Veteran brain researcher Robert Post M.D. of the U.S. NIMH proposed the "kindling" theory [12] which asserts that people who are genetically predisposed toward bipolar disorder experience a series of stressful events, each of which lowers the threshold at which mood changes occur. Eventually, the mood episode starts (and becomes recurrent) by itself. Not all individuals experience subsequent mood episodes in the absence of positive or negative life events, however.

Individuals with late-adolescent/early adult onset of the disorder will very likely have experienced childhood anxiety and depression. Childhood onset bipolar disorder should be treated early because according to Joseph Calabrese of Case Western Reserve University, childhood forms of the illness may be easier to treat than adult forms of the illness. (See his University of California, Los Angeles NPI Grand Rounds Talk on rapid-cycling in October 2003.)

It is becoming increasingly clear that bipolar and unipolar mood disorders have a genetic component. For example, a family history of bipolar spectrum disorders can impart a genetic predisposition towards developing a bipolar spectrum disorder[13]. Since bipolar disorders are polygenic (involving many genes), there are apt to be many unipolar and bipolar disordered individuals in the same family pedigree. This is very often the case (Barondes, 1998). Anxiety disorders, clinical depression, eating disorders, premenstrual dysphoric disorder, postpartum depression, postpartum psychosis and/or schizophrenia may be part of the patient's family history and reflects a term called "genetic loading".

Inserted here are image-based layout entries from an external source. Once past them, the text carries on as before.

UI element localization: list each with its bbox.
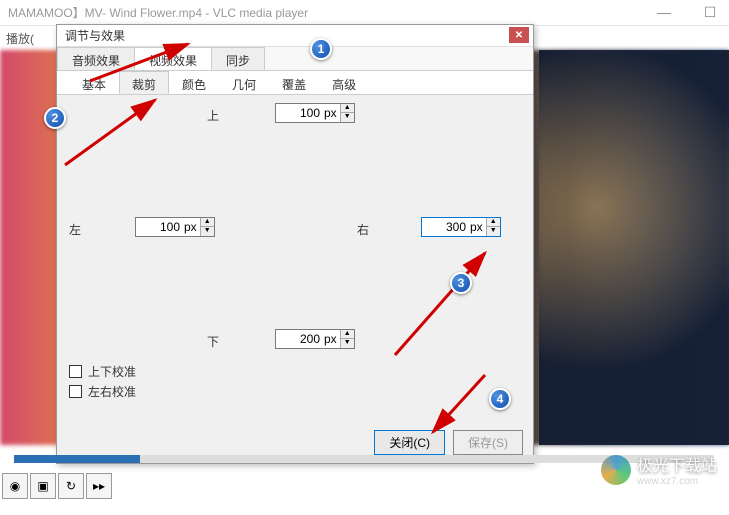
annotation-4: 4 [489,388,511,410]
watermark-logo-icon [601,455,631,485]
sync-top-bottom-checkbox[interactable] [69,365,82,378]
tab-video-effects[interactable]: 视频效果 [134,47,212,70]
crop-bottom-spinner[interactable]: px ▲ ▼ [275,329,355,349]
crop-left-label: 左 [69,221,81,238]
spin-down-icon[interactable]: ▼ [341,339,354,348]
subtab-crop[interactable]: 裁剪 [119,71,169,94]
spin-up-icon[interactable]: ▲ [487,218,500,227]
subtab-geometry[interactable]: 几何 [219,71,269,94]
spin-down-icon[interactable]: ▼ [341,113,354,122]
spin-down-icon[interactable]: ▼ [487,227,500,236]
close-button[interactable]: 关闭(C) [374,430,445,455]
crop-bottom-label: 下 [207,333,219,350]
subtab-advanced[interactable]: 高级 [319,71,369,94]
video-preview-right [539,50,729,445]
unit-label: px [324,104,340,122]
annotation-2: 2 [44,107,66,129]
crop-top-spinner[interactable]: px ▲ ▼ [275,103,355,123]
spin-down-icon[interactable]: ▼ [201,227,214,236]
crop-right-spinner[interactable]: px ▲ ▼ [421,217,501,237]
minimize-icon[interactable]: — [649,2,679,22]
crop-right-label: 右 [357,221,369,238]
menu-item-play[interactable]: 播放( [6,30,34,47]
unit-label: px [324,330,340,348]
snapshot-button[interactable]: ◉ [2,473,28,499]
unit-label: px [470,218,486,236]
annotation-1: 1 [310,38,332,60]
dialog-close-button[interactable]: ✕ [509,27,529,43]
sync-left-right-checkbox[interactable] [69,385,82,398]
unit-label: px [184,218,200,236]
tab-audio-effects[interactable]: 音频效果 [57,47,135,70]
watermark-name: 极光下载站 [637,452,717,476]
spin-up-icon[interactable]: ▲ [341,104,354,113]
loop-button[interactable]: ↻ [58,473,84,499]
watermark-url: www.xz7.com [637,476,717,487]
spin-up-icon[interactable]: ▲ [341,330,354,339]
crop-top-input[interactable] [276,104,324,122]
crop-panel: 上 px ▲ ▼ 左 px [57,95,533,435]
main-title: MAMAMOO】MV- Wind Flower.mp4 - VLC media … [8,4,308,21]
frame-step-button[interactable]: ▸▸ [86,473,112,499]
record-button[interactable]: ▣ [30,473,56,499]
spin-up-icon[interactable]: ▲ [201,218,214,227]
dialog-titlebar: 调节与效果 ✕ [57,25,533,47]
crop-bottom-input[interactable] [276,330,324,348]
progress-fill [14,455,140,463]
tab-sync[interactable]: 同步 [211,47,265,70]
maximize-icon[interactable]: ☐ [695,2,725,22]
crop-right-input[interactable] [422,218,470,236]
annotation-3: 3 [450,272,472,294]
subtab-basic[interactable]: 基本 [69,71,119,94]
save-button[interactable]: 保存(S) [453,430,523,455]
watermark: 极光下载站 www.xz7.com [601,452,717,487]
crop-left-spinner[interactable]: px ▲ ▼ [135,217,215,237]
crop-top-label: 上 [207,107,219,124]
sync-top-bottom-label: 上下校准 [88,363,136,380]
subtab-color[interactable]: 颜色 [169,71,219,94]
dialog-title-text: 调节与效果 [65,27,125,44]
sync-left-right-label: 左右校准 [88,383,136,400]
crop-left-input[interactable] [136,218,184,236]
effects-dialog: 调节与效果 ✕ 音频效果 视频效果 同步 基本 裁剪 颜色 几何 覆盖 高级 上… [56,24,534,464]
subtab-overlay[interactable]: 覆盖 [269,71,319,94]
main-titlebar: MAMAMOO】MV- Wind Flower.mp4 - VLC media … [0,0,729,26]
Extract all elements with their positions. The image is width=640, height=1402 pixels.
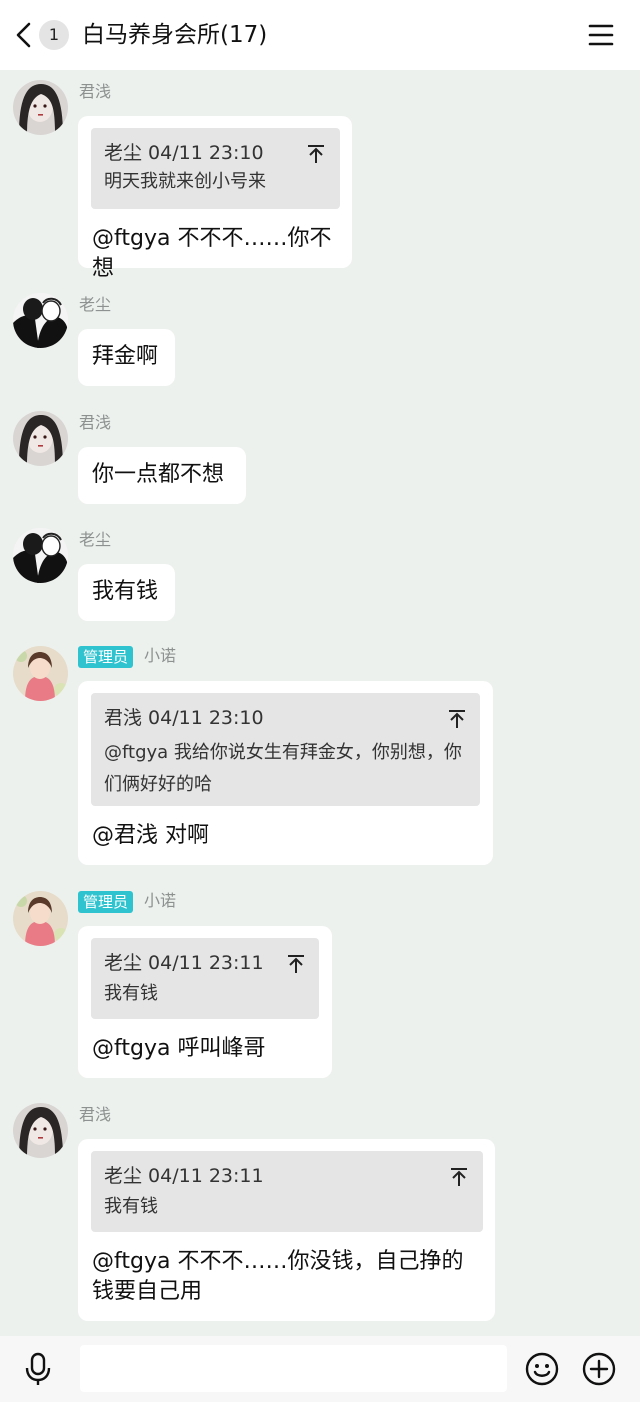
quote-text: 明天我就来创小号来: [104, 171, 266, 192]
sender-name: 老尘: [79, 530, 112, 549]
pin-to-top-icon[interactable]: [448, 709, 466, 729]
hamburger-menu-icon: [588, 24, 614, 46]
message-text: @ftgya 不不不……你没钱，自己挣的钱要自己用: [92, 1249, 464, 1304]
avatar-image: [13, 80, 68, 135]
avatar[interactable]: [13, 891, 68, 946]
quote-header: 老尘 04/11 23:10: [104, 142, 264, 164]
microphone-icon[interactable]: [24, 1352, 52, 1386]
input-bar: [0, 1336, 640, 1402]
quote-header: 老尘 04/11 23:11: [104, 952, 264, 974]
chevron-left-icon: [16, 22, 31, 48]
avatar[interactable]: [13, 1103, 68, 1158]
avatar[interactable]: [13, 528, 68, 583]
quote-text: 我有钱: [104, 983, 158, 1004]
message-bubble[interactable]: 我有钱: [78, 564, 175, 621]
message-text: 拜金啊: [92, 344, 159, 369]
chat-header: 1 白马养身会所(17): [0, 0, 640, 70]
quoted-message[interactable]: 老尘 04/11 23:10 明天我就来创小号来: [91, 128, 340, 209]
pin-to-top-icon[interactable]: [307, 144, 325, 164]
quoted-message[interactable]: 老尘 04/11 23:11 我有钱: [91, 938, 319, 1019]
message-text: @君浅 对啊: [92, 823, 209, 848]
message-bubble[interactable]: 老尘 04/11 23:11 我有钱 @ftgya 不不不……你没钱，自己挣的钱…: [78, 1139, 495, 1321]
sender-name: 小诺: [144, 891, 177, 910]
avatar-image: [13, 293, 68, 348]
message-input[interactable]: [80, 1345, 507, 1392]
quoted-message[interactable]: 老尘 04/11 23:11 我有钱: [91, 1151, 483, 1232]
quote-text: @ftgya 我给你说女生有拜金女，你别想，你们俩好好的哈: [104, 742, 462, 795]
avatar-image: [13, 646, 68, 701]
sender-name: 君浅: [79, 82, 112, 101]
message-bubble[interactable]: 拜金啊: [78, 329, 175, 386]
message-bubble[interactable]: 君浅 04/11 23:10 @ftgya 我给你说女生有拜金女，你别想，你们俩…: [78, 681, 493, 865]
quote-text: 我有钱: [104, 1196, 158, 1217]
sender-name: 老尘: [79, 295, 112, 314]
message-bubble[interactable]: 老尘 04/11 23:10 明天我就来创小号来 @ftgya 不不不……你不想: [78, 116, 352, 281]
menu-button[interactable]: [588, 22, 614, 48]
pin-to-top-icon[interactable]: [450, 1167, 468, 1187]
quote-header: 君浅 04/11 23:10: [104, 707, 264, 729]
avatar[interactable]: [13, 293, 68, 348]
back-button[interactable]: 1: [12, 16, 72, 54]
unread-count-badge: 1: [39, 20, 69, 50]
group-title: 白马养身会所(17): [82, 22, 268, 48]
sender-name: 君浅: [79, 1105, 112, 1124]
avatar-image: [13, 1103, 68, 1158]
sender-name: 君浅: [79, 413, 112, 432]
quoted-message[interactable]: 君浅 04/11 23:10 @ftgya 我给你说女生有拜金女，你别想，你们俩…: [91, 693, 480, 806]
admin-badge: 管理员: [78, 646, 134, 668]
admin-badge: 管理员: [78, 891, 134, 913]
message-text: @ftgya 呼叫峰哥: [92, 1036, 266, 1061]
message-bubble[interactable]: 老尘 04/11 23:11 我有钱 @ftgya 呼叫峰哥: [78, 926, 332, 1078]
message-text: 我有钱: [92, 579, 159, 604]
avatar[interactable]: [13, 80, 68, 135]
message-text: 你一点都不想: [92, 462, 225, 487]
avatar-image: [13, 891, 68, 946]
message-bubble[interactable]: 你一点都不想: [78, 447, 246, 504]
sender-name: 小诺: [144, 646, 177, 665]
quote-header: 老尘 04/11 23:11: [104, 1165, 264, 1187]
plus-circle-icon[interactable]: [582, 1352, 616, 1386]
avatar[interactable]: [13, 646, 68, 701]
avatar-image: [13, 411, 68, 466]
pin-to-top-icon[interactable]: [287, 954, 305, 974]
avatar[interactable]: [13, 411, 68, 466]
message-text: @ftgya 不不不……你不想: [92, 226, 332, 281]
avatar-image: [13, 528, 68, 583]
smiley-face-icon[interactable]: [525, 1352, 559, 1386]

Bipolar disorder is more than just biological and psychological. Since "many factors act together to produce the illness", bipolar disorder is called a multifactorial illness, because many genes and environmental factors conspire to create the disorder (Johnson & Leahy, 2004).

Since bipolar disorder is so heterogeneous, it is likely that people experience different pathways towards the illness (Miklowitz & Goldstein, 1997).